M. Pedramfar
Publications
The Role of Symmetry in Optimizing Overparameterized Networks
Overparameterization is central to the success of deep learning, yet the mechanisms by which it improves optimization remain incompletely understood. We analyze weight-space symmetries in neural networks and show that overparameterization introduces additional symmetries that benefit optimization in two distinct ways. First, we prove that these symmetries act as a form of diagonal preconditioning on the Hessian, enabling the existence of better-conditioned minima within each equivalence class of functionally identical solutions. Second, we show that overparameterization increases the probability mass of global minima near typical initializations, making these favorable solutions more reachable. Teacher-student network experiments validate our theoretical predictions: as width increases, the Hessian trace decreases, condition numbers improve, and convergence accelerates.
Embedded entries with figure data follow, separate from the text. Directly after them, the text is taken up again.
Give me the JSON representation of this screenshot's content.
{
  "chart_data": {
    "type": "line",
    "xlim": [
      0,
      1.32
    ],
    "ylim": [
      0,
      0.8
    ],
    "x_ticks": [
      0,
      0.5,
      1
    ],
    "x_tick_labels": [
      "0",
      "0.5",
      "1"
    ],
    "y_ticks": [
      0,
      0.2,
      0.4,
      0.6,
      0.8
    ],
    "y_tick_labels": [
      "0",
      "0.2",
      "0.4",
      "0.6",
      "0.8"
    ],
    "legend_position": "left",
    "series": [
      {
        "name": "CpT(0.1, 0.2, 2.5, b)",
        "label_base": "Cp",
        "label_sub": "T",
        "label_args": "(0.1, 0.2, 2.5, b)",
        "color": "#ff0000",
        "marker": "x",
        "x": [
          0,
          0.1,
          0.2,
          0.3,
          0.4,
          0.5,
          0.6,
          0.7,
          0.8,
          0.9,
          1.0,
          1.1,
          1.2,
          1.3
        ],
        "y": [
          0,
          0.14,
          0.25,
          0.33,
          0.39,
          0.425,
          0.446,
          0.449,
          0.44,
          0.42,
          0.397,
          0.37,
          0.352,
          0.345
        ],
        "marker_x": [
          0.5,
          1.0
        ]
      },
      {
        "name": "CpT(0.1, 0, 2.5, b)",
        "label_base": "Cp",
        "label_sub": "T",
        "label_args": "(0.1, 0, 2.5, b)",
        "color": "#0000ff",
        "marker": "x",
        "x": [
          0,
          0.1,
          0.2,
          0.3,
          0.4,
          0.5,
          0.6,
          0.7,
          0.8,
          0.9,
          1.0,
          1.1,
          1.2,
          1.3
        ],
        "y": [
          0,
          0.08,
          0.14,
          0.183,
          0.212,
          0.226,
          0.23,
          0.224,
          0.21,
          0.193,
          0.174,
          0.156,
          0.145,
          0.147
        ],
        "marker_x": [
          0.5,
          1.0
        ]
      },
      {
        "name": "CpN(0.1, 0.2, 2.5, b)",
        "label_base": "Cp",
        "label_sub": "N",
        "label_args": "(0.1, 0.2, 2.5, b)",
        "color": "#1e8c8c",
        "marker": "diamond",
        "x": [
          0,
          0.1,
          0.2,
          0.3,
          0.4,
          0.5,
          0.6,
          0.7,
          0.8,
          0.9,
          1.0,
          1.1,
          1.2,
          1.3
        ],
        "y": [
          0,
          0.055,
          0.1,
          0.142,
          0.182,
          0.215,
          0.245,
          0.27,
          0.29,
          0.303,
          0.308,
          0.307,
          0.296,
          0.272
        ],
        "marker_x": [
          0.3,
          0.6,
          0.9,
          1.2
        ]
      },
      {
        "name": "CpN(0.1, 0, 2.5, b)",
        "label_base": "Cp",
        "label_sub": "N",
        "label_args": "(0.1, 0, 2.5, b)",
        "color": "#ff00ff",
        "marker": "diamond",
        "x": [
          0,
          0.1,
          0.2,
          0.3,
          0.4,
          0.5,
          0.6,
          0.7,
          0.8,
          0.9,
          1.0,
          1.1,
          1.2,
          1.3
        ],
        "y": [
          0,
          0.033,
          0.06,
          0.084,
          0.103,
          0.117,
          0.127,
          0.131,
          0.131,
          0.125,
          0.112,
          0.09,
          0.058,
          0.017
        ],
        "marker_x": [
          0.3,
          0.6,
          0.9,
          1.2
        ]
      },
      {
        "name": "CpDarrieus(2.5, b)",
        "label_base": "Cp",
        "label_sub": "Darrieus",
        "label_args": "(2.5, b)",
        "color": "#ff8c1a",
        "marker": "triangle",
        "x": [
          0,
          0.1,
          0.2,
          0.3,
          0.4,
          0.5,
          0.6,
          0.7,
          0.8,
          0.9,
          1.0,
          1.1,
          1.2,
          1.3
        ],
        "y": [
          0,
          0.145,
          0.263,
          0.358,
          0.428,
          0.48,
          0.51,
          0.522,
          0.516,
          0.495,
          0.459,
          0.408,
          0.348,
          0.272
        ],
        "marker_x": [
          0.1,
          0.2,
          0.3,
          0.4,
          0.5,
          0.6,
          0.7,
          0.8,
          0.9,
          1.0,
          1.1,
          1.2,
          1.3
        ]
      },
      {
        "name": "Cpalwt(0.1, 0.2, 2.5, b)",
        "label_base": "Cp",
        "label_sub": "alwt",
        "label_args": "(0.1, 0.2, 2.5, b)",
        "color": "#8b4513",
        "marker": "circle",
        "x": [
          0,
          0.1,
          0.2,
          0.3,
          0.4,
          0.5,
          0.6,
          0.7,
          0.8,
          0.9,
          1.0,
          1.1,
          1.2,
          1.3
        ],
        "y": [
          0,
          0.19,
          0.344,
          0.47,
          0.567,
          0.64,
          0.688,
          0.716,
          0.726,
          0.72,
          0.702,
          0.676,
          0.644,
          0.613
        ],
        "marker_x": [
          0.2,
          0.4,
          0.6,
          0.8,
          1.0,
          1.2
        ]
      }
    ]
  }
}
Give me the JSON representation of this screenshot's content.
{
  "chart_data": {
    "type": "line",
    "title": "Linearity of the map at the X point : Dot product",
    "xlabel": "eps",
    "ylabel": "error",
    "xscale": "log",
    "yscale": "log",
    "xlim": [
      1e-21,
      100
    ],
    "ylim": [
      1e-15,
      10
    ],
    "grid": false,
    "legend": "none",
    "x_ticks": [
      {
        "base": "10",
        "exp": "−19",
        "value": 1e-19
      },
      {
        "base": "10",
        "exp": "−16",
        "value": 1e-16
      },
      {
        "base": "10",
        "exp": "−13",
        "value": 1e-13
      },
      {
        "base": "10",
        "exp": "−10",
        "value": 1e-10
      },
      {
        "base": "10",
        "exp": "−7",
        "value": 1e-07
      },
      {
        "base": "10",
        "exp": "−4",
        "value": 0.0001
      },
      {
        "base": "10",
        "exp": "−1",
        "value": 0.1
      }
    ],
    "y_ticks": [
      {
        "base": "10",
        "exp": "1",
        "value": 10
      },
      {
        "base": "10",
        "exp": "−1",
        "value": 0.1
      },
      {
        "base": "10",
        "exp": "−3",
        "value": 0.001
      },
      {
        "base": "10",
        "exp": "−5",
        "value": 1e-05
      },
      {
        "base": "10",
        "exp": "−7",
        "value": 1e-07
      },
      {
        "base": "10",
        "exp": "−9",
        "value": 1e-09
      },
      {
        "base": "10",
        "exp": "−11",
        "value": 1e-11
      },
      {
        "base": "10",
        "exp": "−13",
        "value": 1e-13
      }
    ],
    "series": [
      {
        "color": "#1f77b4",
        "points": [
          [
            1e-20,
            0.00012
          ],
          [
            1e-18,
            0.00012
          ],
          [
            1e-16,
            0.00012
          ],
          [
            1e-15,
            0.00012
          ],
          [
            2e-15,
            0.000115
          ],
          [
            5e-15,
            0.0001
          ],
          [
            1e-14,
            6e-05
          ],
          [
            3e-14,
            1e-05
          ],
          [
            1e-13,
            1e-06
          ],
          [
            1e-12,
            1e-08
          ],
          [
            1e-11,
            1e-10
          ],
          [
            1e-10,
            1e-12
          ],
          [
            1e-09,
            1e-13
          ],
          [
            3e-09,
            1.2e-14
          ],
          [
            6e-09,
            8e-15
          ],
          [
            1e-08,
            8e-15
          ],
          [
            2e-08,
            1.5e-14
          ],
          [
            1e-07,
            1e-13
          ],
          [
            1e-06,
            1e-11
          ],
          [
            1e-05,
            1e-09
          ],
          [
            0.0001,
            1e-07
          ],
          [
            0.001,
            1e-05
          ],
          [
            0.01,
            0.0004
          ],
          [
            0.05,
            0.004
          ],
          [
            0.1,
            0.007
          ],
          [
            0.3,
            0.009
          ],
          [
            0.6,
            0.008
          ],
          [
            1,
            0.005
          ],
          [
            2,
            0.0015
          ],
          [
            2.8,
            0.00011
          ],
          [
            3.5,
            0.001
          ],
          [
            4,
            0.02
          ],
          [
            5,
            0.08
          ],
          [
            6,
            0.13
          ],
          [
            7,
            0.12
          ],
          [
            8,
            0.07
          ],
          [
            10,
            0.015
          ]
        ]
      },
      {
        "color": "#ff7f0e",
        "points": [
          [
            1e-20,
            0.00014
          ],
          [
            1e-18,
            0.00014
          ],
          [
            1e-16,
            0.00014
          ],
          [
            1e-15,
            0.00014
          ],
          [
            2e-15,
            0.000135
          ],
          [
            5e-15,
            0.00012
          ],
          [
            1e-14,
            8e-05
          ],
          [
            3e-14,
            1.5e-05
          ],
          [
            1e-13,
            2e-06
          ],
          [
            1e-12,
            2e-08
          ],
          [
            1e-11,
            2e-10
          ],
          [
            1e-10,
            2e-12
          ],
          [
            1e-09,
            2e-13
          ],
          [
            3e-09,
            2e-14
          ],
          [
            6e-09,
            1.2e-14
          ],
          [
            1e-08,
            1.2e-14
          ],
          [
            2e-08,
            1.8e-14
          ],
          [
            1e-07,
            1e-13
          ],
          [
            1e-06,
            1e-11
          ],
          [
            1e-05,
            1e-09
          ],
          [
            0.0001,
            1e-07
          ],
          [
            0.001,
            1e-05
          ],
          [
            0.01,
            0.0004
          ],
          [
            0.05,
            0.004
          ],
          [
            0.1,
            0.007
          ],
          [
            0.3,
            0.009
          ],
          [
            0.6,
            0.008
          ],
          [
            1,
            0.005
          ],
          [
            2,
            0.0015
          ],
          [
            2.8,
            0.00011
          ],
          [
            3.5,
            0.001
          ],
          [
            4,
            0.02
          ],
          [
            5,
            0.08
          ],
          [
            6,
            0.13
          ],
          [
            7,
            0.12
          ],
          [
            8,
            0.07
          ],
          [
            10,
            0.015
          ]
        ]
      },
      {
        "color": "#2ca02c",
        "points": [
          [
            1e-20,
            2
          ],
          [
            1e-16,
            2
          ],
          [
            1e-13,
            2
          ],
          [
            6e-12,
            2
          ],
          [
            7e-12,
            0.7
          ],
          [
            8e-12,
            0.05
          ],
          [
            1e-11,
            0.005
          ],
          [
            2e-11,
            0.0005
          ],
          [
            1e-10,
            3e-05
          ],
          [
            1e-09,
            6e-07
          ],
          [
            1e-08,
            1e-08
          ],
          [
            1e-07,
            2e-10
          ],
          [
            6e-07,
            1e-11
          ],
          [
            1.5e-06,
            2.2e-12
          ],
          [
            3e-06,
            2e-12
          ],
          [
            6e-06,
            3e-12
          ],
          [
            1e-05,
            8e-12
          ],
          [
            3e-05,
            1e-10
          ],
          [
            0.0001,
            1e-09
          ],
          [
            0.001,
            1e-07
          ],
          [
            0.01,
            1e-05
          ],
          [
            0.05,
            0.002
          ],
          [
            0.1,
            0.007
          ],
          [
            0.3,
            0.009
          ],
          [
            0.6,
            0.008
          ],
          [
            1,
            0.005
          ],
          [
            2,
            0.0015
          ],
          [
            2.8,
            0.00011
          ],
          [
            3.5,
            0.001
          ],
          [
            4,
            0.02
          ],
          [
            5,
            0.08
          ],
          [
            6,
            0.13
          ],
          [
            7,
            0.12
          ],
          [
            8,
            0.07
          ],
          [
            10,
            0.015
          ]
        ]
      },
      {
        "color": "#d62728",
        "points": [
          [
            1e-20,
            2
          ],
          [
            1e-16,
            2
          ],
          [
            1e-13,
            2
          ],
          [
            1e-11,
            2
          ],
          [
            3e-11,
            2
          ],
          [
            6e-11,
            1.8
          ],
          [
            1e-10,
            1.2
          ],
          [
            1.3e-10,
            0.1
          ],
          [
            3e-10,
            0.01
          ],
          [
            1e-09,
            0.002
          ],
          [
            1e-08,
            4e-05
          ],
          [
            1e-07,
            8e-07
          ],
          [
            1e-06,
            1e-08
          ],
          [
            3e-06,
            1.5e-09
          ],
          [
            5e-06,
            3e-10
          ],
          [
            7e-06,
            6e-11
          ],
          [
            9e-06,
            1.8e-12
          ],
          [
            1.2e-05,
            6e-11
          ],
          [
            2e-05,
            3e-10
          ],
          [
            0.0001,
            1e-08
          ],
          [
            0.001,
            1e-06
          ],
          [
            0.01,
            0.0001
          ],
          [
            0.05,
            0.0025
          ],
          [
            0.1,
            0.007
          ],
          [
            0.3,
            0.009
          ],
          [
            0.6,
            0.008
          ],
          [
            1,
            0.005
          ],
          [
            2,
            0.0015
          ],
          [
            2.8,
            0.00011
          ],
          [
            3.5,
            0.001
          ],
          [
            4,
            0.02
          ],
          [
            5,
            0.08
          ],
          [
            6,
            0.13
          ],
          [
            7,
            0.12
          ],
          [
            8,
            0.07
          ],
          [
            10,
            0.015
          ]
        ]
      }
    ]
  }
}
Our analysis provides a unified framework for understanding overparameterization and width growth as a geometric transformation of the loss landscape.
$γ$-weakly $θ$-up-concavity: Linearizable Non-Convex Optimization with Applications to DR-Submodular and OSS Functions
Optimizing monotone non-convex functions is a fundamental challenge across machine learning and combinatorial optimization. We introduce and study $γ$-weakly $θ$-up-concavity, a novel first-order condition that characterizes a broad class of such functions. This condition provides a powerful unifying framework, strictly generalizing both DR-submodular functions and One-Sided Smooth (OSS) functions. Our central theoretical contribution demonstrates that $γ$-weakly $θ$-up-concave functions are upper-linearizable: for any feasible point, we can construct a linear surrogate whose gains provably approximate the original non-linear objective. This approximation holds up to a constant factor, namely the approximation coefficient, dependent solely on $γ$, $θ$, and the geometry of the feasible set. This linearizability yields immediate and unified approximation guarantees for a wide range of problems. Specifically, we obtain unified approximation guarantees for offline optimization as well as static and dynamic regret bounds in online settings via standard reductions to linear optimization. Moreover, our framework recovers the optimal approximation coefficient for DR-submodular maximization and significantly improves existing approximation coefficients for OSS optimization, particularly over matroid constraints.